Tesla START graduates look forward to working for company

(WACO, Texas) – The Tesla START training program at Texas State Technical College recently held a recognition ceremony for its third cohort of graduates.

The TSTC students began the 12-week training program in January to learn the skills necessary to become advanced electric vehicle technicians at Tesla. As a Tesla-paid hourly internship, the students developed technical expertise and earned certifications through a blended approach of in-class theory, hands-on labs and self-paced learning.

All students who successfully complete the nationwide program are eligible to work at a Tesla Service Center in the United States.

The program’s classes are held at the Kultgen Automotive Center on TSTC’s Waco campus.

“We are excited and proud of the third graduating class from the Tesla START program in Waco,” said Adam Barber, TSTC’s interim executive director of Workforce Training. “We look forward to the next class and continued partnership with Tesla.”

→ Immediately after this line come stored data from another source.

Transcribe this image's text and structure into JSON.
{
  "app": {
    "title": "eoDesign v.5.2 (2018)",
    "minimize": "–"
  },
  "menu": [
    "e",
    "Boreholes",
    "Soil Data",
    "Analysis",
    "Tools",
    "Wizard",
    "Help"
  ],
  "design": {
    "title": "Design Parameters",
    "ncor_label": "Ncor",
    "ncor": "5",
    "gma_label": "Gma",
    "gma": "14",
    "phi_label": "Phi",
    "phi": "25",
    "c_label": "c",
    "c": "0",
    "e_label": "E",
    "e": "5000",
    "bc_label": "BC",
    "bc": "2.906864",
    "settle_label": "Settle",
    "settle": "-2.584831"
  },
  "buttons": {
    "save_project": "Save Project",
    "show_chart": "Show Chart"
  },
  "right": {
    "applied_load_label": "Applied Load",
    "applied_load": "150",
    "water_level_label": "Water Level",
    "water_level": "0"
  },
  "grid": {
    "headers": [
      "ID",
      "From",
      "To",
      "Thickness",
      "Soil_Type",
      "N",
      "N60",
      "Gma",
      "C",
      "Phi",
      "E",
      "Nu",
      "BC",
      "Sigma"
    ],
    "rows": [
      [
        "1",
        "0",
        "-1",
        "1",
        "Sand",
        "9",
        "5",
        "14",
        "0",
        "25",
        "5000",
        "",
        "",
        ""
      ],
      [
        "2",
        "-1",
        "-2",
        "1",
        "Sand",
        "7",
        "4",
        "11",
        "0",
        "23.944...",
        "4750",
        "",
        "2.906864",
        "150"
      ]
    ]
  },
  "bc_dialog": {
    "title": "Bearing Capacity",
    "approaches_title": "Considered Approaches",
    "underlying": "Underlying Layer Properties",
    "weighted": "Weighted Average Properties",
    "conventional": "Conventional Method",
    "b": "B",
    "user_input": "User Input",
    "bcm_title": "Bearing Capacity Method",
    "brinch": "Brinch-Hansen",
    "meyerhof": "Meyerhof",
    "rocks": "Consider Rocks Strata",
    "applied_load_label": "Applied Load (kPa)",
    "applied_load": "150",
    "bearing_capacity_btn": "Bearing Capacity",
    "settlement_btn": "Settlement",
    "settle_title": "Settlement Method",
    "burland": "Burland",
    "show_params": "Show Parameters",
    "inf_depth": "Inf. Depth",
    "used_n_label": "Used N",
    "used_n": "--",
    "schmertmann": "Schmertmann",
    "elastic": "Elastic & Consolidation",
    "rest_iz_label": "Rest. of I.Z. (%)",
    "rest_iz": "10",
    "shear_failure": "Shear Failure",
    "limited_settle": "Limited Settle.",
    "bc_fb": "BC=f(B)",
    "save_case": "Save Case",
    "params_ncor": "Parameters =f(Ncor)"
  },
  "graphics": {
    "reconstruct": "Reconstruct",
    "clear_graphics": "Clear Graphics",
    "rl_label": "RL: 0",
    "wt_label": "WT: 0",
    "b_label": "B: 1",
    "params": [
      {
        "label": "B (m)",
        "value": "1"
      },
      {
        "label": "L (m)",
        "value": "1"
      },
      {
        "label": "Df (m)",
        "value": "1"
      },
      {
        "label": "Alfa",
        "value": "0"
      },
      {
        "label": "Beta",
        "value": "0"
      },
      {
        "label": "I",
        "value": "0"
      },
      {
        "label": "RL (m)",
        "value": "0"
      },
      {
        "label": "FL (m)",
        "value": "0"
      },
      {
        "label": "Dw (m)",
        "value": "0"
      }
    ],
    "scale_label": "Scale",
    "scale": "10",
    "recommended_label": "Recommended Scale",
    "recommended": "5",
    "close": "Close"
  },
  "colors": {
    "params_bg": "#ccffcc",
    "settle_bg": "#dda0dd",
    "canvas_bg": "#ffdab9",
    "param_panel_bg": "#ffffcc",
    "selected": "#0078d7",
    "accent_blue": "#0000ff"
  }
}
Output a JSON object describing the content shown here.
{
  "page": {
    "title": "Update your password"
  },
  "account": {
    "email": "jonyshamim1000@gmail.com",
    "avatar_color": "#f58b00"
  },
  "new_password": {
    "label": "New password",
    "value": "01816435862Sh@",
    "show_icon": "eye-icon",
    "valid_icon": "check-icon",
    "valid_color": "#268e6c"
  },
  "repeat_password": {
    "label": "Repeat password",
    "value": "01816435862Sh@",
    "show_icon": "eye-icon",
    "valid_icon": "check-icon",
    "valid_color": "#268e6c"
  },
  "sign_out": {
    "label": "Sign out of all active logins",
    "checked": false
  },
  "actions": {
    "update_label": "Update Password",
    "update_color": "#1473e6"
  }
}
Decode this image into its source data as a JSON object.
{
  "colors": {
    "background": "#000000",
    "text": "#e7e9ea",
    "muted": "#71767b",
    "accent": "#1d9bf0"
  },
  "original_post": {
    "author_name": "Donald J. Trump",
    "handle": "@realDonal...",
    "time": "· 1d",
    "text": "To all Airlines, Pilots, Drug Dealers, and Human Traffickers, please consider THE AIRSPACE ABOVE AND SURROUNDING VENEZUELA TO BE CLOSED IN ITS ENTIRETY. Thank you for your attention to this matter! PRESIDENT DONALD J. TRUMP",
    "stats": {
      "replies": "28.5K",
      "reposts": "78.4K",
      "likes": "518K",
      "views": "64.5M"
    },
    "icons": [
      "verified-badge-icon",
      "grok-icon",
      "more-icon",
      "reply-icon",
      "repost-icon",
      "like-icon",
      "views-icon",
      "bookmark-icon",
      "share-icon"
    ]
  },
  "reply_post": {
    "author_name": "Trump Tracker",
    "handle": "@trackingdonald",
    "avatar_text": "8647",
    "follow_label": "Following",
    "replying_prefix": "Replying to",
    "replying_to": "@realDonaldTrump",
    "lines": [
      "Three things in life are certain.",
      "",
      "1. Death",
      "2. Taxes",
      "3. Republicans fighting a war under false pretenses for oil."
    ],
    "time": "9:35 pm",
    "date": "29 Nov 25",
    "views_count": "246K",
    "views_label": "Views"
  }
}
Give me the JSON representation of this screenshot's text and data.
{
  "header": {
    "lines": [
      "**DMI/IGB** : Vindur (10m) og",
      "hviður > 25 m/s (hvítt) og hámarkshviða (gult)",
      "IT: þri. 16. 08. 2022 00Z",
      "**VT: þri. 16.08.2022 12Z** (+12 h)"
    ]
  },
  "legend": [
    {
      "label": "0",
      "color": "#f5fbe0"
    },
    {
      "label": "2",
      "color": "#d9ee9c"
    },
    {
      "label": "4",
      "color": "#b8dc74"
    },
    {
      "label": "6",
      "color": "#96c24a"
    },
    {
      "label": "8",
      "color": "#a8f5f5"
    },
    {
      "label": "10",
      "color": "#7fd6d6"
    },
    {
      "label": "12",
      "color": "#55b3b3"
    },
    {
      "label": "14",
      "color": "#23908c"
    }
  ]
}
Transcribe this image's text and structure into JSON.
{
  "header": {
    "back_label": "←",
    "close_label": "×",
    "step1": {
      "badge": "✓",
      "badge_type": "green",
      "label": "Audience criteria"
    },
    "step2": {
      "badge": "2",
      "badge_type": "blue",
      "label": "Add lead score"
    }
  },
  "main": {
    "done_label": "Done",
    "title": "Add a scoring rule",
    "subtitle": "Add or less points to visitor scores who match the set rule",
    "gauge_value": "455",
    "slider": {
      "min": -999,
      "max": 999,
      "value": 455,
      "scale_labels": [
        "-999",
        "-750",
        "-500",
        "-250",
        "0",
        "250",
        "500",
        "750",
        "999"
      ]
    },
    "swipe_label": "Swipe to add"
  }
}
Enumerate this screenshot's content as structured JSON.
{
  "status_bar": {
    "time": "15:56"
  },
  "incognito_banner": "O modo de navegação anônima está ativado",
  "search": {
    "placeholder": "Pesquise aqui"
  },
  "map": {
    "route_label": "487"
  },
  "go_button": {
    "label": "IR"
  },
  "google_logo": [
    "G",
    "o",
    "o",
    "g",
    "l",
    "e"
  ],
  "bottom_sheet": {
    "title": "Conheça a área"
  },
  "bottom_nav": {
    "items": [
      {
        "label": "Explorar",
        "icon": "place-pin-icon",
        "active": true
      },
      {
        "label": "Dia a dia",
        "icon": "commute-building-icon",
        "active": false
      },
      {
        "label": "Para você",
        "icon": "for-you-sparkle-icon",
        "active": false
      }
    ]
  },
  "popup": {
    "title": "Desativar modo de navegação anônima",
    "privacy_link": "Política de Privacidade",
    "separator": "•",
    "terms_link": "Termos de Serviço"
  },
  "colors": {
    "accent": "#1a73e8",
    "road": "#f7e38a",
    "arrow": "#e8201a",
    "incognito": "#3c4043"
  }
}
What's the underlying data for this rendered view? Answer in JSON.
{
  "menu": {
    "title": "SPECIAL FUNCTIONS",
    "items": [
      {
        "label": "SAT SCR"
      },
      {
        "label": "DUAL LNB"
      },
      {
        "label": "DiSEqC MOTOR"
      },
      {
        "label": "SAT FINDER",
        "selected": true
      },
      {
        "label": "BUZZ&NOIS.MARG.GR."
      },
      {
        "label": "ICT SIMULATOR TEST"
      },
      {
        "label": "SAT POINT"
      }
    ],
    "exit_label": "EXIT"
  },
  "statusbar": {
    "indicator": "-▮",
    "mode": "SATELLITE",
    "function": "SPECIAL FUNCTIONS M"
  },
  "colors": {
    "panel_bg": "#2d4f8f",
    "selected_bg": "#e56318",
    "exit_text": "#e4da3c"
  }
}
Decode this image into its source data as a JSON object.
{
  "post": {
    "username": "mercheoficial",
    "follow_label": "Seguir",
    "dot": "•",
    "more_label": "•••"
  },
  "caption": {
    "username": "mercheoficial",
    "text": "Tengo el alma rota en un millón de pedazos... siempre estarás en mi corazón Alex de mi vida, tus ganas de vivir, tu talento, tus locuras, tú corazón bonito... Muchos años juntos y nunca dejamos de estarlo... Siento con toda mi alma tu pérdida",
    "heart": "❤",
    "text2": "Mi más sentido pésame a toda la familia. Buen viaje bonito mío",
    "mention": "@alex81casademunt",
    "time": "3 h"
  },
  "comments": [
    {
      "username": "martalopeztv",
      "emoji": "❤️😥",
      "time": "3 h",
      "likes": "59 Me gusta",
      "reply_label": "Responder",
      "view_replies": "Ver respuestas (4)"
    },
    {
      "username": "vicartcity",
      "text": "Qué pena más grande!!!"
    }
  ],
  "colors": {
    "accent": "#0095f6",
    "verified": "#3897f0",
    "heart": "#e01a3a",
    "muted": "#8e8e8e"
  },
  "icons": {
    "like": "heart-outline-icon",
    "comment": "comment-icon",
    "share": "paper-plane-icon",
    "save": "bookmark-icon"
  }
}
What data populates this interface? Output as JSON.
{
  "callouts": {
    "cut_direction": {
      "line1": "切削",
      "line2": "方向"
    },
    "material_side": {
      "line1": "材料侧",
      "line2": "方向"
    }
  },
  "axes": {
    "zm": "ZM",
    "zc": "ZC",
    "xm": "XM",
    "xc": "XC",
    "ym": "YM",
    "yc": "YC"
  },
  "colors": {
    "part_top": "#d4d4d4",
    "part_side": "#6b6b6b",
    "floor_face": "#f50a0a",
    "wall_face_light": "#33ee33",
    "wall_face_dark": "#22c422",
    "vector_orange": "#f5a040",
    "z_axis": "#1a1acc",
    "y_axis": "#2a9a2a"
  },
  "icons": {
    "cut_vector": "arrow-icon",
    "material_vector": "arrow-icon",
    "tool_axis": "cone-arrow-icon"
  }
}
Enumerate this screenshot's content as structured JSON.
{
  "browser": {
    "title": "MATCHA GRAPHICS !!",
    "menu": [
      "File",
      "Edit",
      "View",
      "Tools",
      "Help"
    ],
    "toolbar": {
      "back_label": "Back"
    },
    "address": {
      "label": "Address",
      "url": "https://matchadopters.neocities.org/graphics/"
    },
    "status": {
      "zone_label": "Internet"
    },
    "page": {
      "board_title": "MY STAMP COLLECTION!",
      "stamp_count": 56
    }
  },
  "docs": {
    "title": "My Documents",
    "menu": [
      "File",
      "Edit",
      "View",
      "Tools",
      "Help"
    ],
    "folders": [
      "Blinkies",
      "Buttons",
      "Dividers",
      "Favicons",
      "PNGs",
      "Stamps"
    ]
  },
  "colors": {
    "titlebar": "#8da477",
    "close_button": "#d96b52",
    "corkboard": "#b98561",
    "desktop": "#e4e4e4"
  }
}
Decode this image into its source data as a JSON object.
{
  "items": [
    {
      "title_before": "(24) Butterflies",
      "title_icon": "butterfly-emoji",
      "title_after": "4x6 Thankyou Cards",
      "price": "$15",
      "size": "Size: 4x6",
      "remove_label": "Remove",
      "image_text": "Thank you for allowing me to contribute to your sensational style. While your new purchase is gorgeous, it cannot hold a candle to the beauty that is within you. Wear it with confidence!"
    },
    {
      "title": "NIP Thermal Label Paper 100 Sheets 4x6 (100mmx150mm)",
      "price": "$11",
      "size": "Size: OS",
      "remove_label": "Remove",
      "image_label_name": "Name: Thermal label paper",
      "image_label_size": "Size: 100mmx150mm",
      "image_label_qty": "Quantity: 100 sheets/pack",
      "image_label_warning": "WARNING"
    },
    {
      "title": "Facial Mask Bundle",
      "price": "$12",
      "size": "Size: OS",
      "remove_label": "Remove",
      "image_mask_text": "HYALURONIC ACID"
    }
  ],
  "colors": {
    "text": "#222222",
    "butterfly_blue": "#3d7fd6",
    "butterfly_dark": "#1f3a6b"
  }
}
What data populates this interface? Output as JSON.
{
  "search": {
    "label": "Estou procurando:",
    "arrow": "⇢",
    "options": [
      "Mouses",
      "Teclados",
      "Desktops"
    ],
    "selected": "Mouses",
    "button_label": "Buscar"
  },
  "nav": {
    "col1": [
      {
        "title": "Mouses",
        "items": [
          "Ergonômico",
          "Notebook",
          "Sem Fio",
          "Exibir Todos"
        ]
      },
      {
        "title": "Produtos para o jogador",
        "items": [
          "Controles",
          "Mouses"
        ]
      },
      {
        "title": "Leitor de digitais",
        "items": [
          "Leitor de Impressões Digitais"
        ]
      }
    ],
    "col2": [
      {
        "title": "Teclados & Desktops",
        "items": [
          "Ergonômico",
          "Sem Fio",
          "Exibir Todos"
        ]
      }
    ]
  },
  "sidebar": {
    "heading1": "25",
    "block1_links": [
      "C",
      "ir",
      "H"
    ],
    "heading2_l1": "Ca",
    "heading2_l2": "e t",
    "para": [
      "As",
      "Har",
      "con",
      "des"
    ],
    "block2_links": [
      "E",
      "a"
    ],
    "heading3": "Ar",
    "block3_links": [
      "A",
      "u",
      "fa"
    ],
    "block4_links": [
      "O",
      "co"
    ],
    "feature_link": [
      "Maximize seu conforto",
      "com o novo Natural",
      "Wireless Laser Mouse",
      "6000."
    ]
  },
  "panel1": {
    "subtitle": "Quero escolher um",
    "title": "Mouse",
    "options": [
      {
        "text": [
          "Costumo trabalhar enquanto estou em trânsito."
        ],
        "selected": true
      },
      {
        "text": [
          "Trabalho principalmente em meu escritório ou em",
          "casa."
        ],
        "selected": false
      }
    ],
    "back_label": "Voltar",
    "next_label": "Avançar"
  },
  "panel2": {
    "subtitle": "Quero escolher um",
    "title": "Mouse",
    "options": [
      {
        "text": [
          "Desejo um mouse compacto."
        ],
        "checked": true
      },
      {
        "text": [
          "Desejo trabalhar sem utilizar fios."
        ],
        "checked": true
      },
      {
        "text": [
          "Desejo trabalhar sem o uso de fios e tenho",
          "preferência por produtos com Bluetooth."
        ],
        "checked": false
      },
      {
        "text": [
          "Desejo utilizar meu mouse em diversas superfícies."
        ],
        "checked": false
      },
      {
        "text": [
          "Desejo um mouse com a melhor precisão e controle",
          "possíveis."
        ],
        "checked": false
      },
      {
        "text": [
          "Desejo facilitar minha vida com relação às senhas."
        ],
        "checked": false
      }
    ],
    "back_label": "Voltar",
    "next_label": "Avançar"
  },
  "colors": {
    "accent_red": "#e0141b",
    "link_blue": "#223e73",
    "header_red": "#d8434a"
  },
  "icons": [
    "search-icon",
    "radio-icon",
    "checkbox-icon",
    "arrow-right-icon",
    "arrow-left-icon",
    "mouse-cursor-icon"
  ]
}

Graduates of the program’s third cohort are Jake Byrnes, of Montgomery, Texas; Malaika Marler, of Killeen, Texas; Caitlin McKamey, of Portland, Texas; Kyle Rivas, of Flower Mound, Texas; Jeremiah Sowells, of Fenton, Louisiana; Nick Tobey, of Fort Erie, Ontario, Canada; Jacob Vest, of Wasilla, Alaska; and Kelton Williams, of St. George, Utah.

Mark Tosto, a Tesla START program instructor, said he was proud of the work the students did during the training period. He said a highlight for the students was working for two weeks at a Tesla Service Center in Oklahoma.

Vest said he has been interested in Tesla’s work since he was 16. When his plans fell through to study electromechanical engineering in Alaska, he searched online and came across the Tesla START program.

“I wanted to be somewhere warm for the first time,” he said.

Vest said he gained an appreciation during the program for the quality that goes into constructing every Tesla vehicle. He said he looks forward to exploring the East Coast as he moves in mid-May to Massachusetts to begin work at a Tesla Service Center.

Byrnes not only completed the Tesla program during the spring semester, but he also finished an Associate of Applied Science degree in Automotive Technology at TSTC. He had online classes for the semester, enabling him to devote time to learning about Tesla’s vehicles.

“Getting into the theory of the cars and the engineering was cool,” he said.

Byrnes will move in mid-May to California to work at a Tesla Service Center.

McKamey studied automotive technology while taking dual credit classes in high school and earning an associate degree at a two-year college in the Corpus Christi area. Her high school classes sparked an interest in electric vehicles.

The program expanded her knowledge of what she said is the future of transportation.

“I loved it,” McKamey said. “I went from not knowing how to unlock and lock a vehicle to tearing it apart.”

She will be relocating in mid-May to Utah to work at a Tesla Service Center.

There are currently seven other Tesla START partnerships with colleges in California, Florida, New York, North Carolina, Ohio and Washington. The program launched in 2019 and has had more than 300 graduates to date.

The program’s 2021 cohorts in Waco are full, but interviews for 2022 cohorts are taking place, Tosto said.